1. Stand up a Flower federated learning server with a custom FedAvg strategy that aggregates only LoRA adapter weight deltas (not full model weights), keeping communication payload under 10 MB per round.
2. Implement a Flower client that wraps the on-device Whisper + PEFT training loop from Project 1; each round it receives the global adapter, fine-tunes locally for N steps on its private audio buffer, then sends back the weight delta.
3. Add differential privacy noise injection (Gaussian mechanism via Opacus) to the client’s gradient updates before transmission, with configurable ε budget so operators can tune the privacy-utility tradeoff.
4. Build a FastAPI coordination layer that tracks client participation, enforces a minimum quorum (e.g., 3 of 5 nodes must contribute) before aggregation, and stores global adapter checkpoints with metadata (round, participating_sites, avg_WER).

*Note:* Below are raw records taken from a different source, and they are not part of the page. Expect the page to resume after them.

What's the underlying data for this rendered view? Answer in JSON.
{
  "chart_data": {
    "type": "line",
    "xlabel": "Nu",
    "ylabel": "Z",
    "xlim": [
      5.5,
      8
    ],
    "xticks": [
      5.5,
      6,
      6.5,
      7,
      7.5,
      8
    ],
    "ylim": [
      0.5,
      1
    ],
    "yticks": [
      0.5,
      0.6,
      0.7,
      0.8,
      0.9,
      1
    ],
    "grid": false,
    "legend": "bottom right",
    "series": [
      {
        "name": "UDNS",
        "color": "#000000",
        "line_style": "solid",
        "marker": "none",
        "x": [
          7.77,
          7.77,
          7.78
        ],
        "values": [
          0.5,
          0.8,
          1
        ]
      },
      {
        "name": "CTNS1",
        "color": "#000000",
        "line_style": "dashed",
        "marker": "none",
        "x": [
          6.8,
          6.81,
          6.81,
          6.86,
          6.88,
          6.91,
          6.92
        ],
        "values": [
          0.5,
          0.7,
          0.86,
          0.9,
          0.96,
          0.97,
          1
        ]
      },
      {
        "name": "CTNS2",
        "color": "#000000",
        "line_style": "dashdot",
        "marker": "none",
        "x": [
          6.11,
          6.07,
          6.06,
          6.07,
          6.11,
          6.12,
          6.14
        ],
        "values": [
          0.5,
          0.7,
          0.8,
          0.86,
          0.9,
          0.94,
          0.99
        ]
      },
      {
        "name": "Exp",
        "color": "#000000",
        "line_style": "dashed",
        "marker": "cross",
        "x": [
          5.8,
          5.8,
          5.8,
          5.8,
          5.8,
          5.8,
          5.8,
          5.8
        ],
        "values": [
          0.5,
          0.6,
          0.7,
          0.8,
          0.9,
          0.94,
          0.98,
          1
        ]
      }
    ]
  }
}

5. Create a Docker Compose setup with one server container and three simulated client containers each trained on different accent subsets of Mozilla Common Voice, so a developer can run the full federated cycle locally and measure WER improvement per round.

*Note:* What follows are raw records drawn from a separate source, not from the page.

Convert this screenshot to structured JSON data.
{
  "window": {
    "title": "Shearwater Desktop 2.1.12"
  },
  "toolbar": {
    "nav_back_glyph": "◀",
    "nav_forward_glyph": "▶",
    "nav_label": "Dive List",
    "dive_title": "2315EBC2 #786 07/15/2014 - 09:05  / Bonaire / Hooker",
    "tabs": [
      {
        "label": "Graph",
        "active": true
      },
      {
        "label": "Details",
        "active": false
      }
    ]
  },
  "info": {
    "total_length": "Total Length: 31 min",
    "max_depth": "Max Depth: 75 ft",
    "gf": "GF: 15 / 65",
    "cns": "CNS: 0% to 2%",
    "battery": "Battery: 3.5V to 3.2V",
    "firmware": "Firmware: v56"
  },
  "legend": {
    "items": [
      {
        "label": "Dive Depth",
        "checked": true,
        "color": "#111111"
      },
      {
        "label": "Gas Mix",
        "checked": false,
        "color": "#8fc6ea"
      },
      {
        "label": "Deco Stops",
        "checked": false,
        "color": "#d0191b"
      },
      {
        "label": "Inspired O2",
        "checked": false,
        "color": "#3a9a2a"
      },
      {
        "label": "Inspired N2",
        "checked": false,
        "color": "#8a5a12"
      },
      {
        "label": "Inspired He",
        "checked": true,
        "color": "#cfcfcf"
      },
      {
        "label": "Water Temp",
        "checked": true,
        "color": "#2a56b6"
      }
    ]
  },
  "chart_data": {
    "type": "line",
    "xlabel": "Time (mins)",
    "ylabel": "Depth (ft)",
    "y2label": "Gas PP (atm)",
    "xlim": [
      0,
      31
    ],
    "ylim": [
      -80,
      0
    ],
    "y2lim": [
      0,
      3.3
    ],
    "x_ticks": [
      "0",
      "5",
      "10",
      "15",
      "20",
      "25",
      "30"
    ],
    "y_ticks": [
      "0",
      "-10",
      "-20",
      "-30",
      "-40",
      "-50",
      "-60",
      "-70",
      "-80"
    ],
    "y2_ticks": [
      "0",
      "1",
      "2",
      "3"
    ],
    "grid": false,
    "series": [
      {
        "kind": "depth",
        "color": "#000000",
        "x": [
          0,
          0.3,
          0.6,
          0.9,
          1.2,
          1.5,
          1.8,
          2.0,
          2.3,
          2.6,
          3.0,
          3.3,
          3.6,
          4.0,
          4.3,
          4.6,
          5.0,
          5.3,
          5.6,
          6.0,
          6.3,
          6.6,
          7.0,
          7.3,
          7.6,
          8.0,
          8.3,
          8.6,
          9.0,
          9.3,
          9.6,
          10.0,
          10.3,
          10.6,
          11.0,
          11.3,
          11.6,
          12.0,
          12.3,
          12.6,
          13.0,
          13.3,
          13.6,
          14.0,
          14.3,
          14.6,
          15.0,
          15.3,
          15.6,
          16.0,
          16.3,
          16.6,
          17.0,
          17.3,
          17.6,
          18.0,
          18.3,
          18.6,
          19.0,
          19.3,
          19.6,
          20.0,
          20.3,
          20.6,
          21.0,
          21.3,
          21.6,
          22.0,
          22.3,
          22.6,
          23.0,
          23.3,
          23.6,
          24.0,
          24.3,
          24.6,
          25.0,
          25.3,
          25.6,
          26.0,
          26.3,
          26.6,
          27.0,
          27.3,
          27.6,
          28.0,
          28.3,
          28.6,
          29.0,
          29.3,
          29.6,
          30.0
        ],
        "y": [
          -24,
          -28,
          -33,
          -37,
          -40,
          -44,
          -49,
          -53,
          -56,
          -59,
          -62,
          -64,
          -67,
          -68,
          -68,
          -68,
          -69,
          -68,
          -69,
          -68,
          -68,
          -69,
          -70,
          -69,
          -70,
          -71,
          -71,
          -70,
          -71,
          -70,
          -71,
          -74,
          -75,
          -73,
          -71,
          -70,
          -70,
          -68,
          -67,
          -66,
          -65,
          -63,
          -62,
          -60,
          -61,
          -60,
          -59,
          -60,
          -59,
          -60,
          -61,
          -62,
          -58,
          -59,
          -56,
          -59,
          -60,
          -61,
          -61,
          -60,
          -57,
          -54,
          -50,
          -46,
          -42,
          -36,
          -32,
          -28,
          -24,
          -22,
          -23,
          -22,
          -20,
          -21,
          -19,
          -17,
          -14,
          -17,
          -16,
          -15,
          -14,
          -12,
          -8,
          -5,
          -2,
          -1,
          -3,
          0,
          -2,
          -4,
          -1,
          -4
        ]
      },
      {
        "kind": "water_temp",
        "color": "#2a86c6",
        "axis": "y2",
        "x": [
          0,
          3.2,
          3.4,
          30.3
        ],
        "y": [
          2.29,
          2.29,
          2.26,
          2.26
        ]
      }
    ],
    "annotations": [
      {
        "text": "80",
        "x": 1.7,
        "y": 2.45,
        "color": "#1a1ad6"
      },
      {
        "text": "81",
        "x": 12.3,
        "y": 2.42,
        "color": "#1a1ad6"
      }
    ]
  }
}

6. Write an evaluation script that replays federation rounds and plots per-site WER over rounds, showing that the shared adapter outperforms both the base model and site-only adaptation after ~5 rounds.

Risks

• Differential privacy kills utility at small datasets: at clinically realistic dataset sizes (hundreds of utterances per site), adding ε<2 DP noise often prevents any meaningful WER improvement — you may need to demonstrate the tradeoff honestly rather than claiming a working system.
• Flower version instability: flwr’s API changes significantly between minor versions; pin your dependencies tightly and test client-server version mismatch explicitly or federation silently fails with cryptic gRPC errors.
• Simulated federation gap: Docker Compose clients on one machine share CPU cache and memory bandwidth, so RTF and timing results won’t transfer to real multi-device deployments — flag this clearly in your README so users don’t deploy based on simulated performance numbers.